Les oreilles jouent à cache-cache dans les canalisations, Robin des Bois couche avec son dealer… plongée express dans le monde déjanté d'une infirmière de série télé fraîchement débarquée en France.
Avant de voir Nurse Jackie sur Canal +, jeudi dernier, je butais sur deux mystères existentiels : Dieu existe-t-il, et pourquoi le prix du pain augmente quand celui de la farine diminue ? Maintenant, il y en a un troisième : comment une infirmière, malhonnête, adultère, droguée, menteuse… (et qui n’est même pas une bimbo 80-60-90, mais une vraie femme) peut nous arracher autant d’indulgence ? La bougresse n’a pas que des défauts, bien sûr ; mère aimante, maîtresse fidèle, épouse attentionnée, elle survole les urgences avec un caractère de cochon, certes, mais c’est une pointure dans son domaine et ses grands yeux de cocker déprimé sont vraiment craquants…
Sainte laïque, plus proche de Marie-Madeleine que de mère Teresa, elle va cependant plus à la fesse qu’à la messe et sa religion la porte moins à la récitation du chapelet qu’aux paradis artificiels ; son amant (qui n’est pas le Dr House, mais le pharmacien de la boutique) zappe les fleurs, mais la couvre de médocs qu’elle sniffe allègrement pour soulager ses lombalgies. Entre nous, elles ont bon dos, les lombalgies… Mais elles ont quand même le mérite d’éclipser un monde qui ressemble à un asile de fous. Un monde où l’on met aux chiottes les oreilles d’un salopard mutilé par sa victime, où des bonnes sœurs défilent devant un comique qui cautérise ses hémorroïdes à la bougie, où une étudiante boulet ramène les oreilles comme un toutou rapporte une baballe…

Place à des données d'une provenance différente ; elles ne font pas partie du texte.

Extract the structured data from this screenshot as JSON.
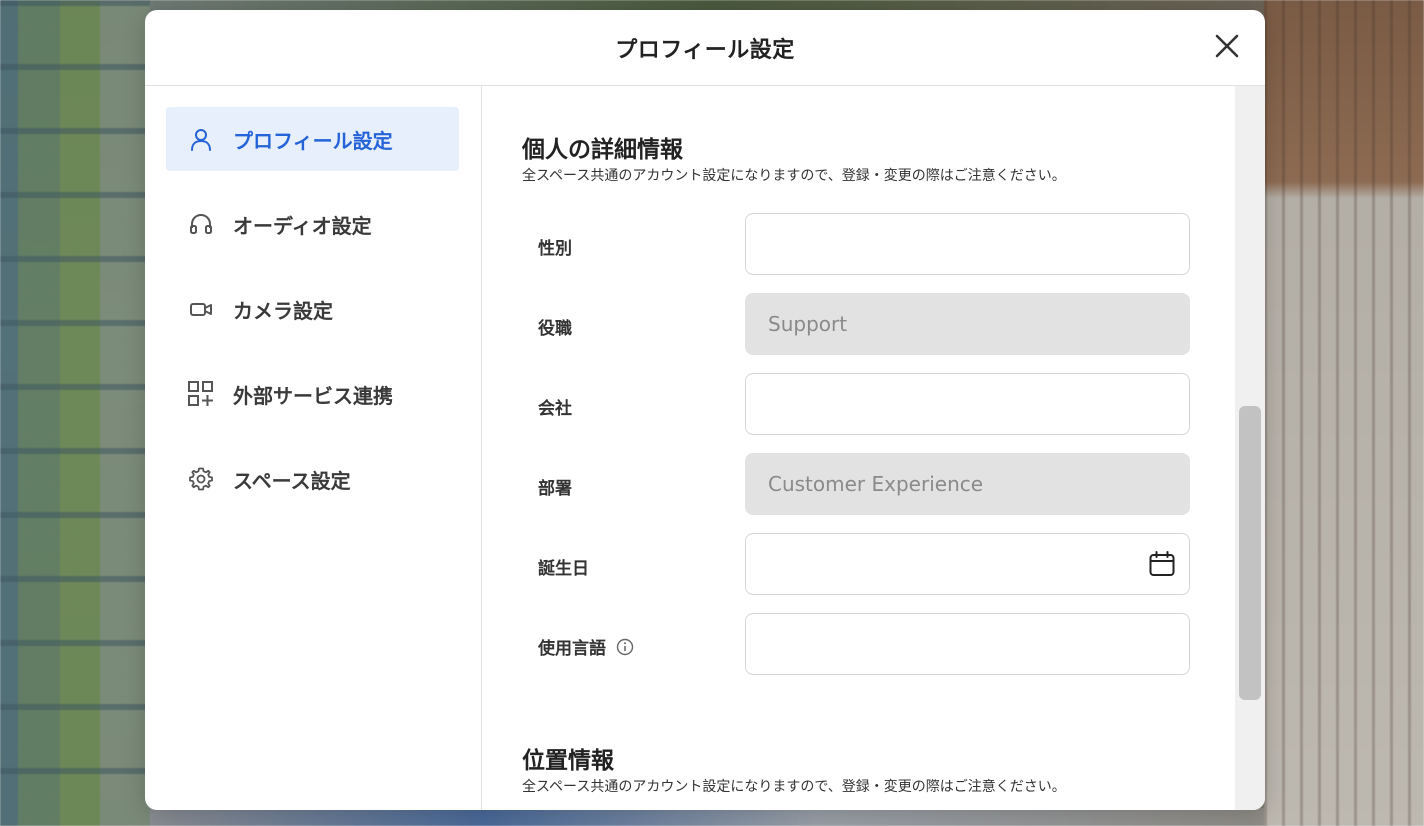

Et sœur Jackie regarde tout ça avec ses yeux de cocker ; elle pardonne au type qui l’a frappée sur la joue droite, elle caresse la joue gauche d’une femme dont le môme est au bloc, elle falsifie une carte de donneur d’organes pour sortir du cambouis les gens en attente de greffe, et elle pique l’argent du salopard pour le donner à une femme (enceinte) démunie. Robin des Bois, quoi… Entre la poire et le fromage, elle prend aussi le temps de pratiquer la méthode de Heimlich sur une mamie en train de gasper, avec le même enthousiasme que nous mettrions à nous moucher ou faire la vaisselle… Toute-puissante, d’accord, mais un peu en burn-out, la fille. C’est pour ça qu’on l’apprécie, sans doute : on peut être complètement déjantée et totalement humaine. Ça rassure, quelque part…
Pas de paperasse…
Finalement, je ne résoudrai jamais le mystère du prix du pain, mais pour nurse Jackie, j’ai peut-être une piste. En fait, notre amie torpille le discours officiel, l’accréditation, les démarche-qualité… toutes ces conneries à mi-chemin de l’écran de fumée et de la sodomisation des mouches, et qui laissent le patient en rase campagne. Notre infirmière aime les gens, elle, et n’en a rien à carrer des protocoles administratifs ; d’ailleurs, on ne la voit jamais toucher un papier ou un écran d’ordi. Elle en a de la chance… Bref, pas très crédible tout ça, un peu démago, même ! Mais nurse Jackie aime beaucoup, et il lui est donc beaucoup pardonné. Un peu de tendresse dans un monde de bureaucrates, ça fait du bien. Autant de bien que d’envoyer aux chiottes le politiquement correct ; vivement jeudi prochain, qu’on tire encore la chasse d’eau…
Didier Morisot, infirmier
Pratique. Nurse Jackie, série américaine en deux saisons, avec Edie Falco dans le rôle-titre. À 22h10 sur Canal + (deux épisodes par soirée).